Cette ordonnance mentionne : « vu l’audience en cabinet du 10 décembre 2019 à laquelle ont été entendus Maître Drevet, conseil de M. [H], comparant en personne et M. [K] » (désigné en qualité d’expert par ordonnance de référé du 23 mai 2018).
M. [Z] indique ne pas avoir été convoqué à cette audience et invoque la violation du principe du contradictoire.
L’article 496 alinéa 2 du code de procédure civile énonce que s’il est fait droit à la requête, tout intéressé peut en référer au juge qui a rendu l’ordonnance. En application de l’article 497 du même code, ce juge, qui dispose des mêmes pouvoirs que celui ayant rendue l’ordonnance contestée, a la faculté de modifier ou de rétracter son ordonnance même si le juge du fond est saisi de l’affaire.
Ce mode de contestation ne constitue pas à proprement parler une voie de recours, en ce sens qu’il ne s’agit pas de juger une nouvelle fois l’affaire mais d’instaurer le contentieux et la discussion contradictoire qui, par hypothèse, n’a pu avoir lieu auparavant. Autrement dit, le référé-rétractation prolonge et parfait la procédure initiale en assurant le rétablissement de la contradiction. De ce fait, la demande en rétractation doit être portée devant le juge qui a statué sur la requête. Il en résulte que le référé-rétractation est la procédure de référé applicable devant le juge saisi du recours, qui est celui qui a rendu l’ordonnance. L’objet du recours étant de rétablir le débat contradictoire, le tiers se disant lésé doit procéder par la voie d’une assignation et non d’une requête, comme en l’espèce, ce qu’indique le juge chargé du contrôle des expertises dans son courrier en date du 12 juin 2023 rappelant à M. [Z] « qu’il n’est pas possible de rétracter une ordonnance sur requête par voie de requête ».

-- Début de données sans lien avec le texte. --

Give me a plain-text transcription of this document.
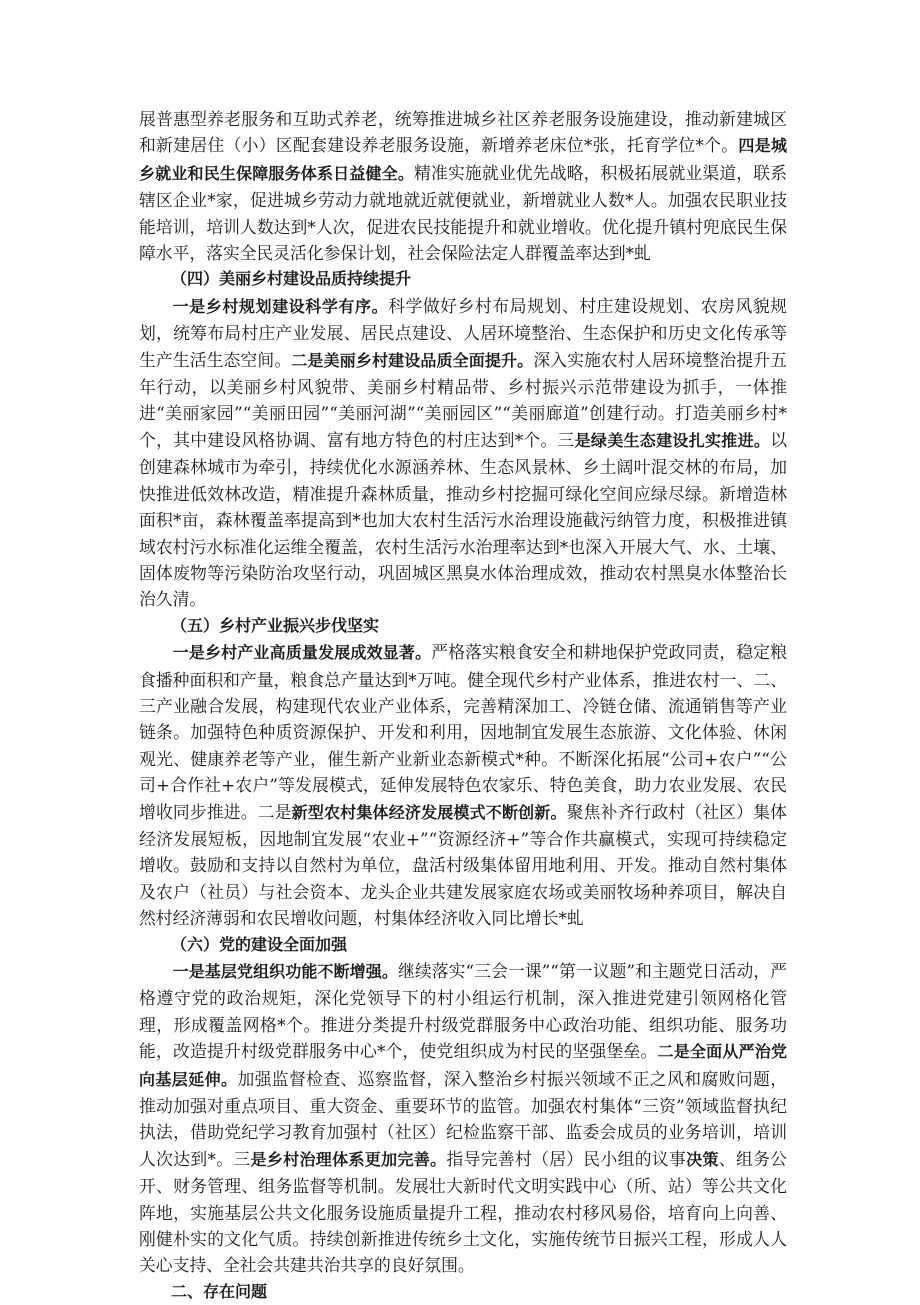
展普惠型养老服务和互助式养老，统筹推进城乡社区养老服务设施建设，推动新建城区和新建居住（小）区配套建设养老服务设施，新增养老床位*张，托育学位*个。四是城乡就业和民生保障服务体系日益健全。精准实施就业优先战略，积极拓展就业渠道，联系辖区企业*家，促进城乡劳动力就地就近就便就业，新增就业人数*人。加强农民职业技能培训，培训人数达到*人次，促进农民技能提升和就业增收。优化提升镇村兜底民生保障水平，落实全民灵活化参保计划，社会保险法定人群覆盖率达到*虬

（四）美丽乡村建设品质持续提升

一是乡村规划建设科学有序。科学做好乡村布局规划、村庄建设规划、农房风貌规划，统筹布局村庄产业发展、居民点建设、人居环境整治、生态保护和历史文化传承等生产生活生态空间。二是美丽乡村建设品质全面提升。深入实施农村人居环境整治提升五年行动，以美丽乡村风貌带、美丽乡村精品带、乡村振兴示范带建设为抓手，一体推进“美丽家园”“美丽田园”“美丽河湖”“美丽园区”“美丽廊道”创建行动。打造美丽乡村*个，其中建设风格协调、富有地方特色的村庄达到*个。三是绿美生态建设扎实推进。以创建森林城市为牵引，持续优化水源涵养林、生态风景林、乡土阔叶混交林的布局，加快推进低效林改造，精准提升森林质量，推动乡村挖掘可绿化空间应绿尽绿。新增造林面积*亩，森林覆盖率提高到*也加大农村生活污水治理设施截污纳管力度，积极推进镇域农村污水标准化运维全覆盖，农村生活污水治理率达到*也深入开展大气、水、土壤、固体废物等污染防治攻坚行动，巩固城区黑臭水体治理成效，推动农村黑臭水体整治长治久清。

（五）乡村产业振兴步伐坚实

一是乡村产业高质量发展成效显著。严格落实粮食安全和耕地保护党政同责，稳定粮食播种面积和产量，粮食总产量达到*万吨。健全现代乡村产业体系，推进农村一、二、三产业融合发展，构建现代农业产业体系，完善精深加工、冷链仓储、流通销售等产业链条。加强特色种质资源保护、开发和利用，因地制宜发展生态旅游、文化体验、休闲观光、健康养老等产业，催生新产业新业态新模式*种。不断深化拓展“公司+农户”“公司+合作社+农户”等发展模式，延伸发展特色农家乐、特色美食，助力农业发展、农民增收同步推进。二是新型农村集体经济发展模式不断创新。聚焦补齐行政村（社区）集体经济发展短板，因地制宜发展“农业+”“资源经济+”等合作共赢模式，实现可持续稳定增收。鼓励和支持以自然村为单位，盘活村级集体留用地利用、开发。推动自然村集体及农户（社员）与社会资本、龙头企业共建发展家庭农场或美丽牧场种养项目，解决自然村经济薄弱和农民增收问题，村集体经济收入同比增长*虬

（六）党的建设全面加强

一是基层党组织功能不断增强。继续落实“三会一课”“第一议题”和主题党日活动，严格遵守党的政治规矩，深化党领导下的村小组运行机制，深入推进党建引领网格化管理，形成覆盖网格*个。推进分类提升村级党群服务中心政治功能、组织功能、服务功能，改造提升村级党群服务中心*个，使党组织成为村民的坚强堡垒。二是全面从严治党向基层延伸。加强监督检查、巡察监督，深入整治乡村振兴领域不正之风和腐败问题，推动加强对重点项目、重大资金、重要环节的监管。加强农村集体“三资”领域监督执纪执法，借助党纪学习教育加强村（社区）纪检监察干部、监委会成员的业务培训，培训人次达到*。三是乡村治理体系更加完善。指导完善村（居）民小组的议事决策、组务公开、财务管理、组务监督等机制。发展壮大新时代文明实践中心（所、站）等公共文化阵地，实施基层公共文化服务设施质量提升工程，推动农村移风易俗，培育向上向善、刚健朴实的文化气质。持续创新推进传统乡土文化，实施传统节日振兴工程，形成人人关心支持、全社会共建共治共享的良好氛围。

二、存在问题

En conséquence, le juge des référés n’est pas compétent pour statuer sur une demande en rétractation d’une ordonnance sur requête prise par le juge chargé du contrôle des expertises. La décision déférée sera donc confirmée.
Aucune considération d’équité ne justifie en la cause de laisser à la charge de Mme [S] [H] et M. [A] [F] les frais irrépétibles engagés dans la présente instance. M. [J] [Z] sera condamné à leur payer, à ce titre, une somme de 3 000 euros.
PAR CES MOTIFS :
La cour, statuant contradictoirement et par arrêt mis à la disposition des parties au greffe ;
Confirme dans son intégralité l’ordonnance de référé dont appel, en date du 17 avril 2024 ;
Condamne M. [J] [Z] à payer à Mme [S] [H] et M. [A] [F], ensemble, une somme de 3 000 euros en application de l’article 700 du code de procédure civile ;
Condamne M. [J] [Z] aux entiers dépens de la présente instance.